Однако в отличие от богов и чудес, мантическое искусство и вещие сны нисколько не вызывают у Дарета подозрения. Трижды исполняются предсказания Калханта (гл. 15, 30, 43), а также предсказание дельфийского оракула (гл. 15), Гелена (гл. 7) и Кассандры (гл. 8, 15); вещий сон снится Андромахе перед гибелью Гектора (гл. 24). Дарет вводит — в результате какой-то путаницы — еще одного, неизвестного традиции прорицателя Эвфорба, отца Панфа (у Гомера так зовут его сына). Возможно, здесь сыграла роль легенда о перевоплощении души Эвфорба в Пифагора, пользовавшегося в позднеантичное время славой мага и чудотворца.
Сведения, не касающиеся непосредственно основной линии повествования, крайне мало интересуют автора. Поэтому трудно судить о его кругозоре. Многие детали говорят об отсутствии у автора знаний мифологии, или о пренебрежении ими, которое заметно, когда Гесиона оказывается матерью Аякса, а для объяснения знакомства Телефа с Тевтрантом привлекается мнимый поход Геракла в Мизию за кобылицами Диомеда, противоречащие географии. Часто именно незнание малоизвестных версий приводит автора к изобретению оригинальных. Так, не зная о происхождении Калханта из Мегар[61]
и не находя в «Илиаде» никаких сведений о его происхождении и о том, к отряду какого из вождей он относится, Дарет делает его троянским перебежчиком (гл. 15).В «Истории» совершенно не используются генеалогии — этот традиционный признак мифографической литературы, чуждый историзирующей манере Дарета. Хотя основные генеалогические сведения, конечно, были известны автору, как об этом свидетельствуют упоминания Клитемнестры, сестры Елены (гл. 9), и Ликомеда, деда Неоптолема (гл. 36), но он пренебрегает ими всегда, когда этого не требует непосредственный ход повествования. Так, например, из самого текста «Истории» нельзя узнать о том, что Ахилл — сын Пелея, а Аякс — его двоюродный брат.
Равнодушный к мифологической учености, автор не отличается и знанием географии. Он еще представляет себе взаиморасположение основных частей Греции (которую он анахронически называет Ахайей по имени находившейся там римской провинции — гл. 5), зная, что плавание из Фтии на Саламин пройдет вдоль берегов Беотии и что корабль, направляющийся из Спарты в Пилос, разминется в море с кораблем, идущим в Спарту с востока, однако даже в географии Греции он не пытается соблюсти точность, смешивая Фтию с соседней Магнезией (гл. 5) и перенося царство Пелия из Фессалии в Пелопоннес (гл. 1). За пределами же Греции вообще начинается полный географический хаос, где Фракия смешивается с Мизией (гл. 16), а Пеония представляется находящейся в Малой Азии (гл. 8, 9). Не знает автор и географии Троады, упоминая о морском устье Симоиса (гл. 2), который на самом деле впадает в Скамандр — эта деталь еще раз свидетельствует о незнании текста «Илиады»[62]

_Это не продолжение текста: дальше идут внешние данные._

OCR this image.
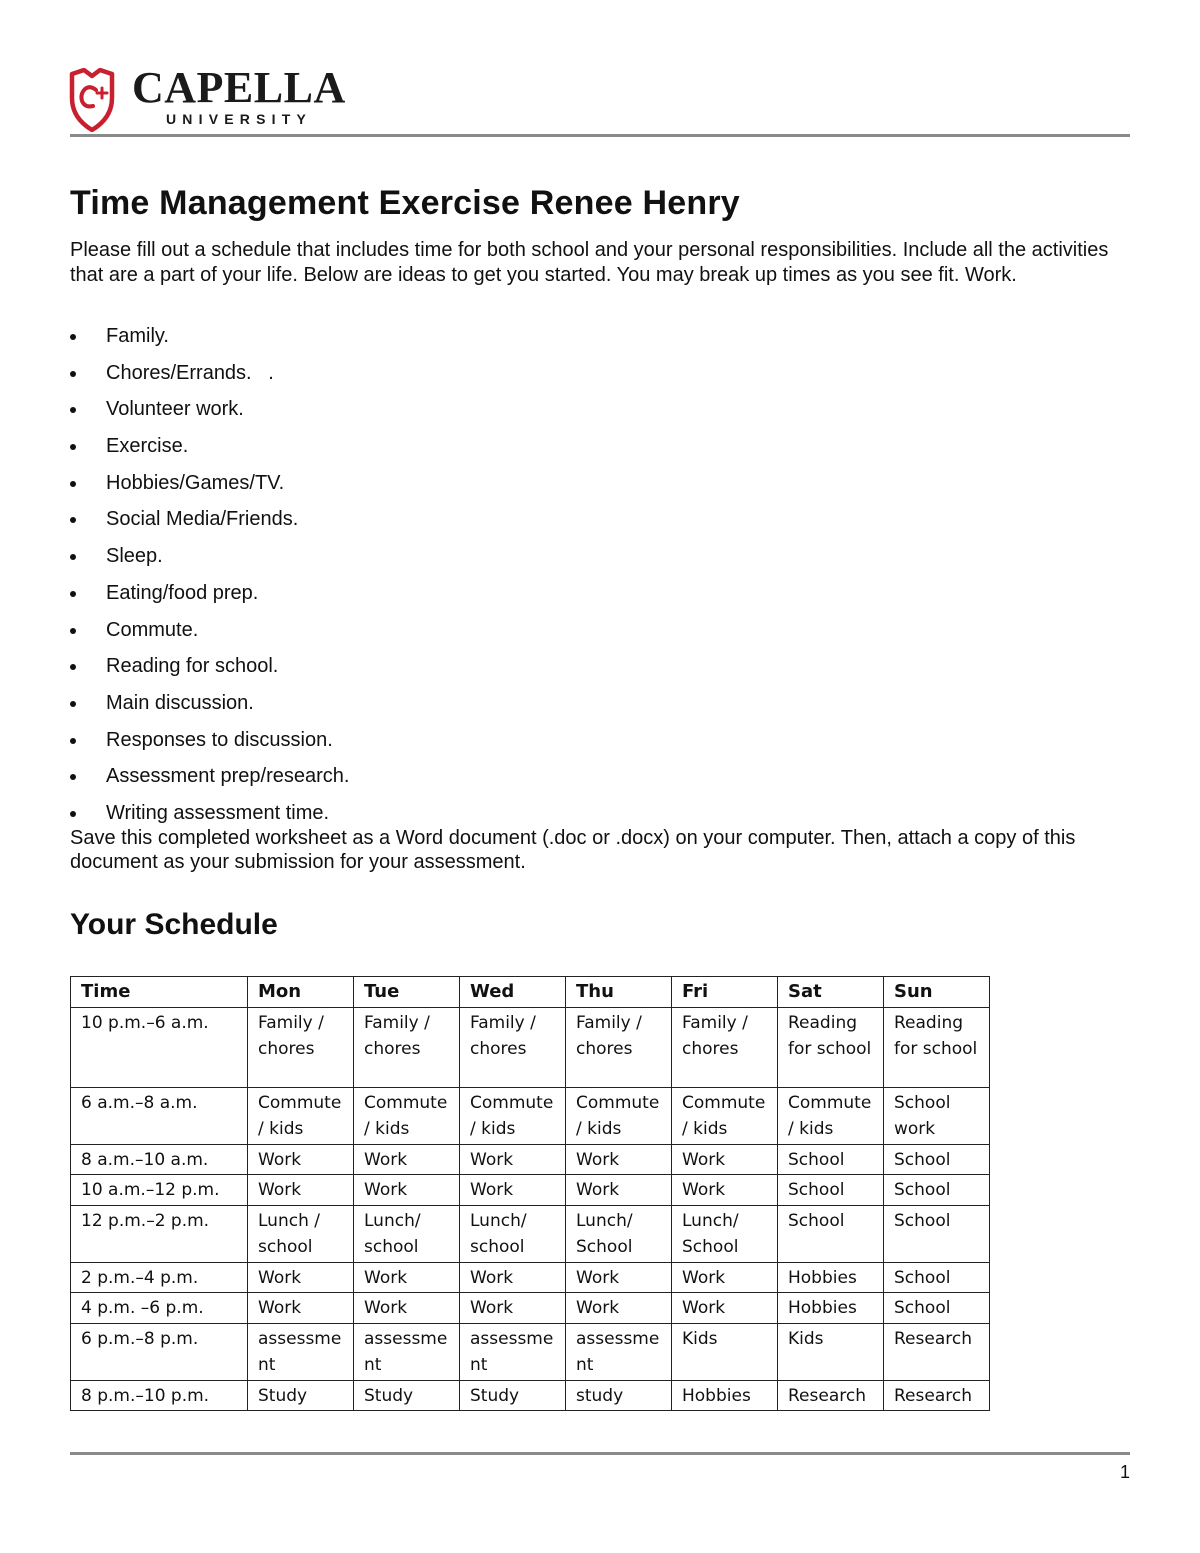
CAPELLA
UNIVERSITY
Time Management Exercise Renee Henry

Please fill out a schedule that includes time for both school and your personal responsibilities. Include all the activities that are a part of your life. Below are ideas to get you started. You may break up times as you see fit. Work.

Family.
Chores/Errands.   .
Volunteer work.
Exercise.
Hobbies/Games/TV.
Social Media/Friends.
Sleep.
Eating/food prep.
Commute.
Reading for school.
Main discussion.
Responses to discussion.
Assessment prep/research.
Writing assessment time.

Save this completed worksheet as a Word document (.doc or .docx) on your computer. Then, attach a copy of this document as your submission for your assessment.

Your Schedule
Time	Mon	Tue	Wed	Thu	Fri	Sat	Sun
10 p.m.–6 a.m.	Family / chores	Family / chores	Family / chores	Family / chores	Family / chores	Reading for school	Reading for school
6 a.m.–8 a.m.	Commute / kids	Commute / kids	Commute / kids	Commute / kids	Commute / kids	Commute / kids	School work
8 a.m.–10 a.m.	Work	Work	Work	Work	Work	School	School
10 a.m.–12 p.m.	Work	Work	Work	Work	Work	School	School
12 p.m.–2 p.m.	Lunch / school	Lunch/ school	Lunch/ school	Lunch/ School	Lunch/ School	School	School
2 p.m.–4 p.m.	Work	Work	Work	Work	Work	Hobbies	School
4 p.m. –6 p.m.	Work	Work	Work	Work	Work	Hobbies	School
6 p.m.–8 p.m.	assessment	assessment	assessment	assessment	Kids	Kids	Research
8 p.m.–10 p.m.	Study	Study	Study	study	Hobbies	Research	Research
1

.Все это также говорит в пользу тех исследователей, которые отрицали существование греческого оригинала «Истории». Хотя какой-то греческий, точнее, когда-то бывший греческим, источник использовался при составлении «Истории»[63]
, настоящий ее текст был написан для аудитории, знакомой с Гомером только по пересказам, которой не резали слух никакие ошибки, даже незнание того, что говорится у Гомера о самом Дарете. Таким образом, традиционное объединение Дарета и Диктиса представляется не очень правомерным. «Дневник Троянской войны» Диктиса, как о том свидетельствует папирусная находка, на самом деле имеет греческий оригинал и представляет собой произведение иной эпохи, иной традиции. Произведение Диктиса насыщено мифологиями и эпическими сведениями и отличается весьма бережным отношением ко всем сюжетным деталям гомеровской традиции[64]. Именно простившись с бременем традиции, «История» приобрела простоту, законченность и лаконизм, способствовавшие ее популярности в Средние века.Дарет в латинской поэзии Средних веков; Иосиф Искан
Понятие «произведения» как чего-то раз и навсегда законченного и равного себе и, соответственно, понятие его «автора» в Средние века были весьма размытыми по сравнению с жесткостью их трактовки в античности и в Новое время. В средневековой литературе часто невозможно отделить очередную рукописную копию или перевод от переработки, а переработку — от новой книги. Столь же легко пересекалась граница между прозой и поэзией: прозаические тексты перекладывали стихами, а стихотворные (иногда возникшие как переложения прозаических) — снова прозой. То же иногда происходило с границей между языками: текст, уже являвшийся переводом, переводился заново на язык оригинала.